Beijing E-Town

Agency overview
- Formed: 1994
- Parent department: Beijing Municipal People's Government
- Website: www.beijingetown.com.cn

= Beijing E-Town =

Economic development agency

Beijing E-Town (北京亦庄) is an economic development agency of the Beijing Municipal People's Government that traces its origins to 1994 when the Beijing government chartered an entity to help foster high tech manufacturing in Beijing.

E-Town supports high-tech manufacturing by multiple means. When it was established, E-Town's responsibility was to operate the Beijing Economic-Technological Development Area (BDA) in Daxing district, an industrial park that accounts for much of the manufacturing in Beijing. E-Town would eventually go into investment management as a participant in buyer consortiums that acquired cross-border assets and in financial investments in private equity and venture capital funds.

==Acquisitions==
Through acquisitions as part of a consortium with other buyers, E-Town International has acquired several high tech manufacturing businesses in the semiconductor, aviation, automotive, and telecom sectors.

===Early investments===
One of E-Town's earliest outbound investments was in UTStarcom in 2010. In exchange for newly issued common stock shares in UTStarcom, Beijing E-Town International Investment and Development Co., Ltd., an investment subsidiary of E-Town, invested $25 million in the company.

In 2010, E-Town along with the Tempo Group and Aviation Industry Corporation of China, both Chinese companies, formed a joint venture, Pacific Century Motors, as an investment vehicle for acquiring Nexteer Automotive, an auto parts company producing steering and driveline components, from General Motors for $450 million. During the 2008 financial crisis, Nexteer was on the brink of closure. The acquisition by the Chinese buyer group led to a turnaround with revenue growing from US$2 billion in 2010 to US$2.4 billion in 2013. During that period of time Nexteer has invested $400 million in the US operations of the company.

===Aviation ambitions===
E-Town has sought to enter into the aviation business through outbound acquisitions and floated a plan for aviation manufacturing in Beijing.

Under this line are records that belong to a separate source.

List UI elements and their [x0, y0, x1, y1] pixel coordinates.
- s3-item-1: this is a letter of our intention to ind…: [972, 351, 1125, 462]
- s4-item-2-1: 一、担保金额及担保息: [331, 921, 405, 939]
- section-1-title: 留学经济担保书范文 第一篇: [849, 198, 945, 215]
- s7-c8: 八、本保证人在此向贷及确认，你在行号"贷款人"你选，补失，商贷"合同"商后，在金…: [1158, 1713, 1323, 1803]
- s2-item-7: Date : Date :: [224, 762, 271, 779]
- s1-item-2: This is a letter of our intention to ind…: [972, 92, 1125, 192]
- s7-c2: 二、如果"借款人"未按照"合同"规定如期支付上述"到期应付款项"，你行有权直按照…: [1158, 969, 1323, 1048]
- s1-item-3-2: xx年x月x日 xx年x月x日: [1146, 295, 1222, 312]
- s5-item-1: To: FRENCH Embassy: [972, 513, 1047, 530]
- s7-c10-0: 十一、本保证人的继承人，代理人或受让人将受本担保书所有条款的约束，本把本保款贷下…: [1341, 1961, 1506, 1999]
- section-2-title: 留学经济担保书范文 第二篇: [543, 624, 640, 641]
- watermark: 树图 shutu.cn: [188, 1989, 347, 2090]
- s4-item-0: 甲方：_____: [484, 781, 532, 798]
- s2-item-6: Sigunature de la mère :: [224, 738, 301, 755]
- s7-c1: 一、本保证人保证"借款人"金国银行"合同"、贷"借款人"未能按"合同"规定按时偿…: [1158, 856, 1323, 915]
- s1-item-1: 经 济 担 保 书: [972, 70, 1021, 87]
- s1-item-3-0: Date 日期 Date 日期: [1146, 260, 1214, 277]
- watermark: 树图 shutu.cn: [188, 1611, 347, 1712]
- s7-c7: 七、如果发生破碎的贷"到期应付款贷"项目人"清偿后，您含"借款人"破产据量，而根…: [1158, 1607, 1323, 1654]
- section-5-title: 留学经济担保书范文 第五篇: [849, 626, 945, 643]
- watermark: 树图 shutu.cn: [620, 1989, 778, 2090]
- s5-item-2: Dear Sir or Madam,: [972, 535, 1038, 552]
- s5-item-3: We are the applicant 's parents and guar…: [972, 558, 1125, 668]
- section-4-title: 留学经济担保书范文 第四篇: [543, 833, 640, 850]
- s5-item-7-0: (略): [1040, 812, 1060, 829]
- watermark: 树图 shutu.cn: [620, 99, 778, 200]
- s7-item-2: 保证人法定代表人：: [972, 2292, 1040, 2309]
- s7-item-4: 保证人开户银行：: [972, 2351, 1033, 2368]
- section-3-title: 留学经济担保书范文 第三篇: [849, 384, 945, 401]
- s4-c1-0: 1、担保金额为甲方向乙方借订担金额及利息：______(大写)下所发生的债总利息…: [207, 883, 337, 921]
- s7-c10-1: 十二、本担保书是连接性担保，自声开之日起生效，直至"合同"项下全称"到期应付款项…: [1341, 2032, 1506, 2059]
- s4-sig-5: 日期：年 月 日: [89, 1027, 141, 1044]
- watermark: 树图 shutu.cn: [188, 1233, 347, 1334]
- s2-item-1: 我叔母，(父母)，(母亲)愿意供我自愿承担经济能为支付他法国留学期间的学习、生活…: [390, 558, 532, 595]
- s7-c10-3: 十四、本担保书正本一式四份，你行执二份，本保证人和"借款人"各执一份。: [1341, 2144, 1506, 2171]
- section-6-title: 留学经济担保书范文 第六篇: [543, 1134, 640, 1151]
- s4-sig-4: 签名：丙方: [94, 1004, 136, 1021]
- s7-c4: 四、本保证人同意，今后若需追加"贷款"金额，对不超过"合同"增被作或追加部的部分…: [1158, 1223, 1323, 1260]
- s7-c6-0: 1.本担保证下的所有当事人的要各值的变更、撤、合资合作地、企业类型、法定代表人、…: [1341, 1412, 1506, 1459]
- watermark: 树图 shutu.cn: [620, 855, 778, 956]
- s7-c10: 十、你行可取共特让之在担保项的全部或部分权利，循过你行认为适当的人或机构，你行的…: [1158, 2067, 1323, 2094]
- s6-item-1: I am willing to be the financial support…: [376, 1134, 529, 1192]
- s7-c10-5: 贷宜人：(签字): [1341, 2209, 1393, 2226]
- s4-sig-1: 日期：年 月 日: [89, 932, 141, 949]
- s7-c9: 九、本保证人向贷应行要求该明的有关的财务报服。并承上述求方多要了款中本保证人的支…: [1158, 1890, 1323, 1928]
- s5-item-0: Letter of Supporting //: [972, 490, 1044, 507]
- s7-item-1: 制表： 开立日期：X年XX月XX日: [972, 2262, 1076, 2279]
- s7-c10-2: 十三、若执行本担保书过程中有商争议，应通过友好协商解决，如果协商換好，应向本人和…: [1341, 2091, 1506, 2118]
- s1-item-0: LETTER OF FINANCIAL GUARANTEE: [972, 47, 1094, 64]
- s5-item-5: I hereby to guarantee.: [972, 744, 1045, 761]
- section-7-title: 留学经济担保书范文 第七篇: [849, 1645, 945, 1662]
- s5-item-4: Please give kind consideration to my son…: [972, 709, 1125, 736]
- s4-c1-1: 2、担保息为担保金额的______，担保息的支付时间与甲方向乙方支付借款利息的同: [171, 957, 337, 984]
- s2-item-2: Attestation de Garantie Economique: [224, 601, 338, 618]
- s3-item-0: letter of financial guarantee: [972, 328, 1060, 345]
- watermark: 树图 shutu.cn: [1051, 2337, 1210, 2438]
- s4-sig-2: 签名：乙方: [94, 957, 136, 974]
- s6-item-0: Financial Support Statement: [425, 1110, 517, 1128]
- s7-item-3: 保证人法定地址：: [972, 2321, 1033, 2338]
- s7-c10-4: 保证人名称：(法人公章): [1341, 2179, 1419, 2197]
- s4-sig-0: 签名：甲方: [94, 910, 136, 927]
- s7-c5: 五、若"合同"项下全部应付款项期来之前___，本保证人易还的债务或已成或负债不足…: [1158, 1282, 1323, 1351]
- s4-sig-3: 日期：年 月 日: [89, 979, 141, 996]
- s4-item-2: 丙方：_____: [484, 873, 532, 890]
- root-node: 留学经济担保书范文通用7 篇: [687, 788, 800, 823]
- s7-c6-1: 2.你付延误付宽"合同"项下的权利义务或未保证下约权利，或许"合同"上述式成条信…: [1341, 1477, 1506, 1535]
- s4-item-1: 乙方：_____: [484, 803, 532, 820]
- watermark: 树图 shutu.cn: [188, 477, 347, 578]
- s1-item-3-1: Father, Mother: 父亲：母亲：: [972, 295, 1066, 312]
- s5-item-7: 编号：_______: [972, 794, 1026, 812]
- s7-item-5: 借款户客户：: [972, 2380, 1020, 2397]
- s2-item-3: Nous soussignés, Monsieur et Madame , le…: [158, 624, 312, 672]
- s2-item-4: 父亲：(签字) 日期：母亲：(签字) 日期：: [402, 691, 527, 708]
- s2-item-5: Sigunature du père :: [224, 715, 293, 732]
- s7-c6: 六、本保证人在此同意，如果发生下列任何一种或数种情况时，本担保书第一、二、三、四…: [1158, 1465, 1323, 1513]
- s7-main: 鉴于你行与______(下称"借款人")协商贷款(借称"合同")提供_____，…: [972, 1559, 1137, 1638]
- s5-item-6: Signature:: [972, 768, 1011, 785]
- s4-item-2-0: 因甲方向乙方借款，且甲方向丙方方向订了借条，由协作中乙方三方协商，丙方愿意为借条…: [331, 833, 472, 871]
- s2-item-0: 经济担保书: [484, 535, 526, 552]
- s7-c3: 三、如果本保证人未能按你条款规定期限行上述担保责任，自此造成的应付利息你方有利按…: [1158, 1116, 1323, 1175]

It holds 40% of the ownership interest in Superior Aviation Beijing, which in July 2012 proposed a US$1.79 billion purchase of Hawker Beechcraft, a US-based business jet and general aviation manufacturer that entered into bankruptcy reorganization in the same year. However, the deal was not consummated due to concerns that included the prospect of rejection of the deal by US regulators. Hawker Beechcraft blamed the failure on anti-Chinese investment climate in the US led to regulatory uncertainty for approval of the deal. Following collapse of the deal, Superior paid a $50 million "break fee" to the company as had been agreed according to the purchase agreement. The failure to close a deal with E-Town was a blow to the bankrupt company, which would emerge from bankruptcy as the Beechcraft Corporation, a re-branded smaller company after the closure of the jet lines and layoff of workers.

===Semiconductor===
E-Town has been particularly keen to invest in the semiconductor sector since 2015.

In 2015, it participated as member of a large buyer consortium Uphill Investment in the acquisition of Integrated Silicon Solution Inc., a major producer of NOR flash, for US$731 million. The buyer consortium of Uphill Investment Co. comprised eTown MemTek Ltd, Summitview Capital, Beijing Integrated Circuit Design and Test Fund, and Huaqing Jiye Investment Management Co., Ltd. eTown MemTek Ltd is formed by GigaDevice with E-Town.

As part of the buyer consortium, Beijing E-Town Dragon Semiconductor Industry Investment Center, E-Town International led on the acquisition of Fremont, California-based Mattson Technology, a semiconductor equipment manufacturer, in 2016. In another transaction in 2016, E-Town International as part of another buyer consortium, this time with Chipone Technology, acquired Integrated Memory Logic Limited for $136 million.

==Fund of funds==
E-Town Capital has invested in numerous private equity and investment funds through its fund of funds. In an advertisement in China Daily at the end of 2016, E-Town Capital stated it had "over 240 billion RMB in 50 funds". Notably it has established a cross-border buyout fund with AGIC Capital to buy Gimatic Srl, an Italian manufacturer of mechanical front arm, and Krauss Maffei.